Oil rallies for third day after OPEC sees greater crude demand
NEW YORK (Reuters) - Oil rose for a third straight session on Monday as OPEC forecast greater demand for crude this year than previously thought and projected less supply from countries outside the group.
The Organization of the Petroleum Exporting Countries forecast demand for its oil will average 29.21 million barrels per day (bpd) in 2015, up 430,000 bpd from its previous forecast, while slashing its outlook for crude supply growth in non-OPEC countries.
Data last week showing the U.S. oil rig count at a three-year low also bolstered prices, which were attempting to find a floor after a brutal selloff in crude that wiped out over half of the market's value since June.
Benchmark Brent oil futures were up 35 cents, or half a percent, at $58.15 a barrel by 11:40 a.m.
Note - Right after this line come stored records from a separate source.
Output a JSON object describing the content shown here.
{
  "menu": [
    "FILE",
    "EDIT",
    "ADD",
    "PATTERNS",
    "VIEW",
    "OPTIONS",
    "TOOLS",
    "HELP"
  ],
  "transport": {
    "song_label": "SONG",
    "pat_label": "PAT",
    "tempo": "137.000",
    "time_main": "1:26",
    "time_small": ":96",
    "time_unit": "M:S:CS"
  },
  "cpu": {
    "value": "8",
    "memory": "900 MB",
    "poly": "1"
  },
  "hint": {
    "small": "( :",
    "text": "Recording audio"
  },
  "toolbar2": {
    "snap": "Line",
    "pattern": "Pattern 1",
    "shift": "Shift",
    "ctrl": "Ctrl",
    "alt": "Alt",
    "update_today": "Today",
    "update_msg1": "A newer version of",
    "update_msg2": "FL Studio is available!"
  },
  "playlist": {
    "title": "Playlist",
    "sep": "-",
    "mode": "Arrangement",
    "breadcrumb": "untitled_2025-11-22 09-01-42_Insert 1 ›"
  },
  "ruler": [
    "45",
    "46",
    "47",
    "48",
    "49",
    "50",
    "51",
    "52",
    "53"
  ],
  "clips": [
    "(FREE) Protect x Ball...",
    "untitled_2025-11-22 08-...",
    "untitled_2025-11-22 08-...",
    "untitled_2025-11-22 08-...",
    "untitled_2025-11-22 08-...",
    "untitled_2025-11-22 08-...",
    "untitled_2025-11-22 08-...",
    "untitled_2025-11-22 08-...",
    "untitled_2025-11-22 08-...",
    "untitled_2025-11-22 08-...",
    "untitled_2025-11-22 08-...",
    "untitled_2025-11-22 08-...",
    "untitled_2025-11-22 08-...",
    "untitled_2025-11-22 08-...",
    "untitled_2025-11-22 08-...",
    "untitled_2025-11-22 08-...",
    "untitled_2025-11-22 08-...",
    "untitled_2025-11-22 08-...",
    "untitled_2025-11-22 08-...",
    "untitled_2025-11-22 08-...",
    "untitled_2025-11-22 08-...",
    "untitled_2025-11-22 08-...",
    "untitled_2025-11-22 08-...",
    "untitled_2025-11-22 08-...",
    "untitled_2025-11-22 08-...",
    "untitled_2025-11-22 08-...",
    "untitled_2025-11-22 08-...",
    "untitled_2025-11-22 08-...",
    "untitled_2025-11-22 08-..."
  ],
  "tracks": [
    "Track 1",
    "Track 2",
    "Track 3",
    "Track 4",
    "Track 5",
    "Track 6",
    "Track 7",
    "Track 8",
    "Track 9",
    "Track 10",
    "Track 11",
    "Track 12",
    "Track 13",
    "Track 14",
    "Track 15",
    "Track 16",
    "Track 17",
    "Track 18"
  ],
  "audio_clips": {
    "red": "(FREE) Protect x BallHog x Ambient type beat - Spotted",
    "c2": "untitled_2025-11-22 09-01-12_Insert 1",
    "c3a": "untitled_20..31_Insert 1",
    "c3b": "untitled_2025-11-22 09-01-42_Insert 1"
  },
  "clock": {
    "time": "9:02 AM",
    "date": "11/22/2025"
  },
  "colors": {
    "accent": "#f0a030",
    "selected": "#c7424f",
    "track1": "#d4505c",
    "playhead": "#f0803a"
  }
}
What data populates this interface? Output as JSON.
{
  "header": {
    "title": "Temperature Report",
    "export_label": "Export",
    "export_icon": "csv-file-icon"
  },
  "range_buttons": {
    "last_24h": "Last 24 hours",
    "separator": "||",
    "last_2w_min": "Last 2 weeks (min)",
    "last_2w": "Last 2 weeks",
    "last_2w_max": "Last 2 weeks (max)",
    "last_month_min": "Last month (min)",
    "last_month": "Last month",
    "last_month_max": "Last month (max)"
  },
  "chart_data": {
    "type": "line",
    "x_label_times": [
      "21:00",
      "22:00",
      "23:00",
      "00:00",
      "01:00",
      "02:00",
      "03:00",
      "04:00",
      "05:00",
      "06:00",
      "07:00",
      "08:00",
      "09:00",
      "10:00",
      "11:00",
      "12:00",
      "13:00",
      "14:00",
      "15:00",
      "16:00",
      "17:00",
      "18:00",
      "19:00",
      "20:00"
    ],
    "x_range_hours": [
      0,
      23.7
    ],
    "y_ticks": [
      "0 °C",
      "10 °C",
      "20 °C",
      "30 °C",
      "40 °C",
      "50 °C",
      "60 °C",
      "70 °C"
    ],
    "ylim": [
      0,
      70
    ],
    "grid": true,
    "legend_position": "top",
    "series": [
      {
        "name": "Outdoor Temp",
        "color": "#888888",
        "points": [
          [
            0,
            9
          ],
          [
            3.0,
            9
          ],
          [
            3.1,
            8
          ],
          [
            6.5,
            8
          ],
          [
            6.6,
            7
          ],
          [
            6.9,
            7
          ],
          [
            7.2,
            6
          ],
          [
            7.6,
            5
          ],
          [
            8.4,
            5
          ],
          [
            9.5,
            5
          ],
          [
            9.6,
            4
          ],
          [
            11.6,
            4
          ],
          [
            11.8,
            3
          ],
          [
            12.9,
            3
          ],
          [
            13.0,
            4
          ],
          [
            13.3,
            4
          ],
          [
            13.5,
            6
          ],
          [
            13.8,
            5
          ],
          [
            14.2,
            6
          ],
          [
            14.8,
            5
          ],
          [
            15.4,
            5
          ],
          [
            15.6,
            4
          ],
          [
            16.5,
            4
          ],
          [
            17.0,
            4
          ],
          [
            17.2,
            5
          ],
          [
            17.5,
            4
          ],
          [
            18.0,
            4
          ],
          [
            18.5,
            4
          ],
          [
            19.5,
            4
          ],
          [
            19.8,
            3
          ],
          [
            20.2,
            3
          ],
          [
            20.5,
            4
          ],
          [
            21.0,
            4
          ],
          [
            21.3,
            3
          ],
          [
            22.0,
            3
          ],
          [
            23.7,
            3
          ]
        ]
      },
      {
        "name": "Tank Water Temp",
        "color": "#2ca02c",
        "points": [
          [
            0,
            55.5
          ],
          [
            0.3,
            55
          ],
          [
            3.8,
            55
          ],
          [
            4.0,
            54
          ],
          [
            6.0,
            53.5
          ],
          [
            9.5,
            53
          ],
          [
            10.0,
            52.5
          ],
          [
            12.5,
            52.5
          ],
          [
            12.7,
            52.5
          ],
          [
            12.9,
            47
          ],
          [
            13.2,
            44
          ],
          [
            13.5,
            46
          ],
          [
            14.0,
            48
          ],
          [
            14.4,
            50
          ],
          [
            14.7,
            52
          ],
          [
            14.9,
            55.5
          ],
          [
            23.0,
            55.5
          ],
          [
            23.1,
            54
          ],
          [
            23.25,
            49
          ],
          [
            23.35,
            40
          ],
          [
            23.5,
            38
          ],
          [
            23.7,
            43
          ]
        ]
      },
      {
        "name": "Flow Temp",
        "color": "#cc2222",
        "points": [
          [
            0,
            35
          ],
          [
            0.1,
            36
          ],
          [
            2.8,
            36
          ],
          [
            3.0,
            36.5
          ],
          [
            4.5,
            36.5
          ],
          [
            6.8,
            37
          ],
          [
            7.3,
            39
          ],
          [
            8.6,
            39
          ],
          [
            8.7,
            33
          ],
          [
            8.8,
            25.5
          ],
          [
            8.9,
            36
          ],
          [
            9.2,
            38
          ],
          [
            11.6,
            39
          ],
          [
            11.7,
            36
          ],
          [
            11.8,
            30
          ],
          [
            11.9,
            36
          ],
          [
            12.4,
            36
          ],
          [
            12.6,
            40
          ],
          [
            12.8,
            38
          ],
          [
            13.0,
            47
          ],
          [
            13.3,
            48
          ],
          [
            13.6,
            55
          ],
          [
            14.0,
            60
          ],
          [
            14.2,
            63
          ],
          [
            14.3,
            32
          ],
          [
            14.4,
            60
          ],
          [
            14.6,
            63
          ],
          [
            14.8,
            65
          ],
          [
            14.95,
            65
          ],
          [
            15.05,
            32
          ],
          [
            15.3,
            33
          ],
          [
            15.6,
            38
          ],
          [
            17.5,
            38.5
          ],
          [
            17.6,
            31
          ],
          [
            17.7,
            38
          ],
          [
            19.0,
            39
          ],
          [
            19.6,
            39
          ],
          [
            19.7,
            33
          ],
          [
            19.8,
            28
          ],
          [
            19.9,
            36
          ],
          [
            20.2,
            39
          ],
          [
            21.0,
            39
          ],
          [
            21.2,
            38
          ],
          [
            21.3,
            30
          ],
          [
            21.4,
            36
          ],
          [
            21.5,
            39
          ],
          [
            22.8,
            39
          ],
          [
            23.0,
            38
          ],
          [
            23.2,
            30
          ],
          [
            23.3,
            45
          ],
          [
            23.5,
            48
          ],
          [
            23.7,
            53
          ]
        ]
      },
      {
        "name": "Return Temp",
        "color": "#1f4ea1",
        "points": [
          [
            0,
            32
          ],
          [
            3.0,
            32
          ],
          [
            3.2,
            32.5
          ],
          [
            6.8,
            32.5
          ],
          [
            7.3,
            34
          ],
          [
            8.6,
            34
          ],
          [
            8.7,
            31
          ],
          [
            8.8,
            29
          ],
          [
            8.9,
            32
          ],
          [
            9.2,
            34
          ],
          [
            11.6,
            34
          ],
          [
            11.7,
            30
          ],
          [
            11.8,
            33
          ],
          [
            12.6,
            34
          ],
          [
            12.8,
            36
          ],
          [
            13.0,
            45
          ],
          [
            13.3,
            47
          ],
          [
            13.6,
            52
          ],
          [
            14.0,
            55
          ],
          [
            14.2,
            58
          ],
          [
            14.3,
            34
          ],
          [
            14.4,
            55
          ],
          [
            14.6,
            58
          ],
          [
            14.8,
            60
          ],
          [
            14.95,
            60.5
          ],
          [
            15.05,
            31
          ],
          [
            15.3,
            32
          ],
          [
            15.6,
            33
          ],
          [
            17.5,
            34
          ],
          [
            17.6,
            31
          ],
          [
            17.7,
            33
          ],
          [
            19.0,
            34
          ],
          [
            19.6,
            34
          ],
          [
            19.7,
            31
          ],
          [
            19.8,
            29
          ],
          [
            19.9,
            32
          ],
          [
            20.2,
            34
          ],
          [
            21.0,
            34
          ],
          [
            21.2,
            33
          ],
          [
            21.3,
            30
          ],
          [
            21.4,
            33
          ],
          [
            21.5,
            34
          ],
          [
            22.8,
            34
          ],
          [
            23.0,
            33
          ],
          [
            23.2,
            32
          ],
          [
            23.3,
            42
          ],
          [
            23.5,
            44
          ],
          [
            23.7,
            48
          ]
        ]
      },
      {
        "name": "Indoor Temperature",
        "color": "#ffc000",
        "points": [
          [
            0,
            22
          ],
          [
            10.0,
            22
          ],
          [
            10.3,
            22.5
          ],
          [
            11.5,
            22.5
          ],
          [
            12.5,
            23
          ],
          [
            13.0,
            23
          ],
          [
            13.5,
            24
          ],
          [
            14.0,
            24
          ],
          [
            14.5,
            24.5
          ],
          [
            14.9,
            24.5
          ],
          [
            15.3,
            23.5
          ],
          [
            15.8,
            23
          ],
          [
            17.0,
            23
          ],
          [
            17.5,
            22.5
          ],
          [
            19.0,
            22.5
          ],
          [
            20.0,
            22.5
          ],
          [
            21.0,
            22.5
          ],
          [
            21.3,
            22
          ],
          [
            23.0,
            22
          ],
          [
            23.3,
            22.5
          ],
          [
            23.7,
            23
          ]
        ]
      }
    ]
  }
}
EST, after revisiting Friday's one-week peak of $59.06.
U.S. crude futures rose $1.30, or almost 3 percent, to $52.99 after climbing to $53.40 earlier.
The U.S. front-month contract was at its narrowest discount in more than two weeks to the second month as strong gains in oil for prompt delivery reduced some of "contango" that made it profitable to store crude for future delivery.
Oil services firm Genscape estimated a smaller-than-expected build of 724,000 barrels last week in the Cushing, Oklahoma delivery point for U.S. crude futures, adding to the bullish sentiment, sources said.Both U.S. crude and Brent have gained nearly 20 percent since a Jan. 29 rebound inspired by better confidence in the crude supply outlook following a seven-month-long selloff that halved prices.
Some traders were pessimistic though that the rally will last.
"It was mainly hedge fund, speculator driven and smacks of price-overshooting," said Anuraag Shah, portfolio manager at the Los Angeles-based Tusker Investment Fund, which manages nearly $100 million across commodities.
"We are just undergoing consolidation and technical short-covering, reaching maybe up to $56 to $59" in U.S. crude, he added.
Tariz Zahir, managing member at New York's Tyche Capital Advisors, agreed. "We are not turning long in any way. All rallies, we feel, will be sold into," he said.
Citigroup said in a note that U.S. crude could fall well below $40, "perhaps as low as the $20 range for a while".